Satgas ini dibentuk atas perintah langsung Presiden Prabowo Subianto, yang menyadari ancaman besar dari judi online terhadap ketahanan sosial masyarakat Indonesia. Tindakan kolektif dari semua institusi ini berhasil menekan peredaran dan mempersulit aktivitas para bandar yang kerap bersembunyi di balik identitas palsu dan jaringan server luar negeri.
Salah satu fokus utama dari Satgas ini adalah memutus jalur transaksi digital yang digunakan para pelaku judi online, baik melalui rekening bank, dompet digital, maupun sistem pembayaran internasional yang sulit dilacak. Dalam beberapa bulan terakhir, berbagai situs dan aplikasi ilegal telah diblokir, dan sejumlah pelaku berhasil ditangkap dalam operasi gabungan.
Mengapa Anak-anak Bisa Terjerat?
Kemudahan akses ke perangkat digital, minimnya kontrol orang tua, dan penggunaan identitas palsu atau milik keluarga menjadi penyebab utama anak-anak dapat ikut berjudi. Bahkan, beberapa bandar menyediakan “paket pemula” dengan nilai taruhan sangat rendah agar bisa dijangkau oleh anak-anak atau remaja. Dalam beberapa kasus, mereka bahkan menggunakan taktik manipulatif seperti iklan game atau aplikasi hiburan yang ternyata terselubung aktivitas perjudian.

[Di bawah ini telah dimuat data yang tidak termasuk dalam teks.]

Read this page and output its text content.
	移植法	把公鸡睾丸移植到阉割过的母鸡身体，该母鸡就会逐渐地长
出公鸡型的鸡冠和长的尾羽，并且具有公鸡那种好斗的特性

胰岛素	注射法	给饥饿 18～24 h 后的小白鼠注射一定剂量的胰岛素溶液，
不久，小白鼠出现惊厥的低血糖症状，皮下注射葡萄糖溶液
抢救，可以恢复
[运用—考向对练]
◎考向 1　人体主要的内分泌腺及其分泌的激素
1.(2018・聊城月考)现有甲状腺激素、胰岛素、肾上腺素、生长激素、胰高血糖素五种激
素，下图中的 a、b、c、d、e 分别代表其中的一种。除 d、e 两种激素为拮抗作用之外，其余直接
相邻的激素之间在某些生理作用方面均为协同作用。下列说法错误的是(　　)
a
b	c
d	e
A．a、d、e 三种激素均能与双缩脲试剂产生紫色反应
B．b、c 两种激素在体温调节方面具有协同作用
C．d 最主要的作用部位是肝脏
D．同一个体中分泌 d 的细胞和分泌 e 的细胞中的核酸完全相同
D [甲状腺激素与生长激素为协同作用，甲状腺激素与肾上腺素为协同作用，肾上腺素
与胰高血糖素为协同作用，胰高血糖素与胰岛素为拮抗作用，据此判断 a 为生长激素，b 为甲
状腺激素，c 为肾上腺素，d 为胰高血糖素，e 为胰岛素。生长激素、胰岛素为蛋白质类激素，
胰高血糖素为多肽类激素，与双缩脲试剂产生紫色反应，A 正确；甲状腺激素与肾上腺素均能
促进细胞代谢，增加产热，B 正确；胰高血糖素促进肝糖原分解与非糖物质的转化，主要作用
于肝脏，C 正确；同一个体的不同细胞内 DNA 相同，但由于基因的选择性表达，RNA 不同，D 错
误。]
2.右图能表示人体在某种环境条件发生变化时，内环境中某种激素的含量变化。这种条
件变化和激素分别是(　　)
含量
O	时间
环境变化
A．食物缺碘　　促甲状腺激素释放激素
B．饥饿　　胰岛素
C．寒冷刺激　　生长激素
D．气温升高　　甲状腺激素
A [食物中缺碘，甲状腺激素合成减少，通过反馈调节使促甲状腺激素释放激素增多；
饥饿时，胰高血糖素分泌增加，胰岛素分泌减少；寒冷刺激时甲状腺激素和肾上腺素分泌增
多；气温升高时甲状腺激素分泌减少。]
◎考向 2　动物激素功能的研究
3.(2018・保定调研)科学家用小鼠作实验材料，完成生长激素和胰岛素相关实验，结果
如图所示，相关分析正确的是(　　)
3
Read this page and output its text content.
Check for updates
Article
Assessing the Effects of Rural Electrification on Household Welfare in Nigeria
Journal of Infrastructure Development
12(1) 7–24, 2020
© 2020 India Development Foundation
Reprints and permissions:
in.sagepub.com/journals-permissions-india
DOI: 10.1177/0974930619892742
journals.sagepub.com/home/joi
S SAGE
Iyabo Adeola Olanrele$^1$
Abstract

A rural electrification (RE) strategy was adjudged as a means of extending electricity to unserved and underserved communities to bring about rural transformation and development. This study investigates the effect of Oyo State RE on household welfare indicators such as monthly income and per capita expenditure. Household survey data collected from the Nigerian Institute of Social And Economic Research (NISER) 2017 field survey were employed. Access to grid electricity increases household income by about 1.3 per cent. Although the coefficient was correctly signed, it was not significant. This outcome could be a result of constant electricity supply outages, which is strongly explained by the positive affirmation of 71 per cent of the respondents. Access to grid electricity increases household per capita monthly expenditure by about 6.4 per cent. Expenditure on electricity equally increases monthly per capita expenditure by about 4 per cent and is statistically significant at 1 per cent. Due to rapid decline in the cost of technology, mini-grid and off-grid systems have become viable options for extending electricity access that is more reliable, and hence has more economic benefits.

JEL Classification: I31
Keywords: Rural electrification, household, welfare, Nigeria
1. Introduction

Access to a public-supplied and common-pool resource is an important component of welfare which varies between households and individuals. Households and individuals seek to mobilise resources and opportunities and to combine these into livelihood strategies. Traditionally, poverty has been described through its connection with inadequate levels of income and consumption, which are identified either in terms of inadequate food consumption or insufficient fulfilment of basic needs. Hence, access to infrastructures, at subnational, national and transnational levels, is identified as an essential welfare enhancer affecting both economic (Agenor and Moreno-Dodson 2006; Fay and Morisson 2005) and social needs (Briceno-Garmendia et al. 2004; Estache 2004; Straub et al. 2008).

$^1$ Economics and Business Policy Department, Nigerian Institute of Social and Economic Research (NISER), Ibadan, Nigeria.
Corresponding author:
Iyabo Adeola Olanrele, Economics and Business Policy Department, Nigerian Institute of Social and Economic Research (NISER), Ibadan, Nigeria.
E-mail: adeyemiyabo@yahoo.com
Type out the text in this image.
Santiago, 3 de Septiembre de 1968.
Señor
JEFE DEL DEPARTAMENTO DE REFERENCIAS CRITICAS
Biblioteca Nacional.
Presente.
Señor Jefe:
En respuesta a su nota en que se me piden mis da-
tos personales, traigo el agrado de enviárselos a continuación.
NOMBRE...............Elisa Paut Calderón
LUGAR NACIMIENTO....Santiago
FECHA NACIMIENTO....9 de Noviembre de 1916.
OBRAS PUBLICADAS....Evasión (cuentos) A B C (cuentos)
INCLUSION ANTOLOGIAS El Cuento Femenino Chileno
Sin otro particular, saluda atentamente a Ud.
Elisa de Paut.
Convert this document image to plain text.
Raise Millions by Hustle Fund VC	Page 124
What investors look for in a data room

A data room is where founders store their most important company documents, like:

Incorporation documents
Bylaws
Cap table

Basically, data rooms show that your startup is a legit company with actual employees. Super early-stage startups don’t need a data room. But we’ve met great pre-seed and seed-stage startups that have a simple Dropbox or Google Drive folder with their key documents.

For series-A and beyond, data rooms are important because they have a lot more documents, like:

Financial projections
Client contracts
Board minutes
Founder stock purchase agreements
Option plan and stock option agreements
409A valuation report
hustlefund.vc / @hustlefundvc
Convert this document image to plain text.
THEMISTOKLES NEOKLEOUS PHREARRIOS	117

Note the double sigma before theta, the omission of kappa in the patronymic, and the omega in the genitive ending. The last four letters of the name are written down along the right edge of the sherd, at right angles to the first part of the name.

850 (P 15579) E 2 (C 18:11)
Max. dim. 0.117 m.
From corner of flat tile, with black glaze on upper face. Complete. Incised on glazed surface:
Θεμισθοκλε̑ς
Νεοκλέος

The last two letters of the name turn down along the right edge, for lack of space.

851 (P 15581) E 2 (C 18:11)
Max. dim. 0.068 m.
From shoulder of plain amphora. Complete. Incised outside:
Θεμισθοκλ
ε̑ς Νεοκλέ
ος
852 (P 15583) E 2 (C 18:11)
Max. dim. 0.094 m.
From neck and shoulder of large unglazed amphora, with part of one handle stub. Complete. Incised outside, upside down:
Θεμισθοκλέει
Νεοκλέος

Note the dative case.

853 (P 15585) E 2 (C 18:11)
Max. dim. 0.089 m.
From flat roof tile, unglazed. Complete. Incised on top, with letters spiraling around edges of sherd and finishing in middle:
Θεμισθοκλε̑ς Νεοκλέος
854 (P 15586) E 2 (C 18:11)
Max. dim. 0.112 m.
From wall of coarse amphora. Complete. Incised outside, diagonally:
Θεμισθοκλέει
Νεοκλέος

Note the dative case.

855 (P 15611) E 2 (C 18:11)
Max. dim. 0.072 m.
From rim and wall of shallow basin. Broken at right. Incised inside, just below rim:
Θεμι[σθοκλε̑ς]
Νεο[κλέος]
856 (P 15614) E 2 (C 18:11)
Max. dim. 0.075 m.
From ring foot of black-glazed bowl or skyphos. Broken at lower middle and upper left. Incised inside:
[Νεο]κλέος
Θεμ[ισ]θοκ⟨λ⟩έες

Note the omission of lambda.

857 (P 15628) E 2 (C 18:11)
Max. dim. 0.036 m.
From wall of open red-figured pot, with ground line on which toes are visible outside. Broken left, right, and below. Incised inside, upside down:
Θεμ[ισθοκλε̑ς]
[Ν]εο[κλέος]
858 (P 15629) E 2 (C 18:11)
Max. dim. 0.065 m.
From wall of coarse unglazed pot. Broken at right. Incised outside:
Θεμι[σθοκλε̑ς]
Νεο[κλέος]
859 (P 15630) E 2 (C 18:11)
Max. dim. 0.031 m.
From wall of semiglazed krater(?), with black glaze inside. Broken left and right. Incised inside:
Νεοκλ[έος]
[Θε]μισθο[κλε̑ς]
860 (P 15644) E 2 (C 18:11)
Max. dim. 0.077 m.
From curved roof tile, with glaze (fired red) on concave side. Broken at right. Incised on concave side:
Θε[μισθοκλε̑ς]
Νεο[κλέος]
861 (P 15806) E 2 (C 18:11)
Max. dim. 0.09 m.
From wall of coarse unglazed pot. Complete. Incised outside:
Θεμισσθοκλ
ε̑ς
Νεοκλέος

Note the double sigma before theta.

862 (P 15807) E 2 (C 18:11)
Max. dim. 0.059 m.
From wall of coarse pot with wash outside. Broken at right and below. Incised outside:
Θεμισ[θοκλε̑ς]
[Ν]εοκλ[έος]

Selain itu, rendahnya literasi digital dan keuangan pada generasi muda membuat mereka menjadi target empuk. Mereka belum mampu membedakan mana aktivitas legal dan mana yang ilegal di dunia maya. Tak jarang juga mereka terjebak dalam skema hadiah palsu, bonus login, hingga tawaran cashback besar yang sebenarnya hanya jebakan psikologis.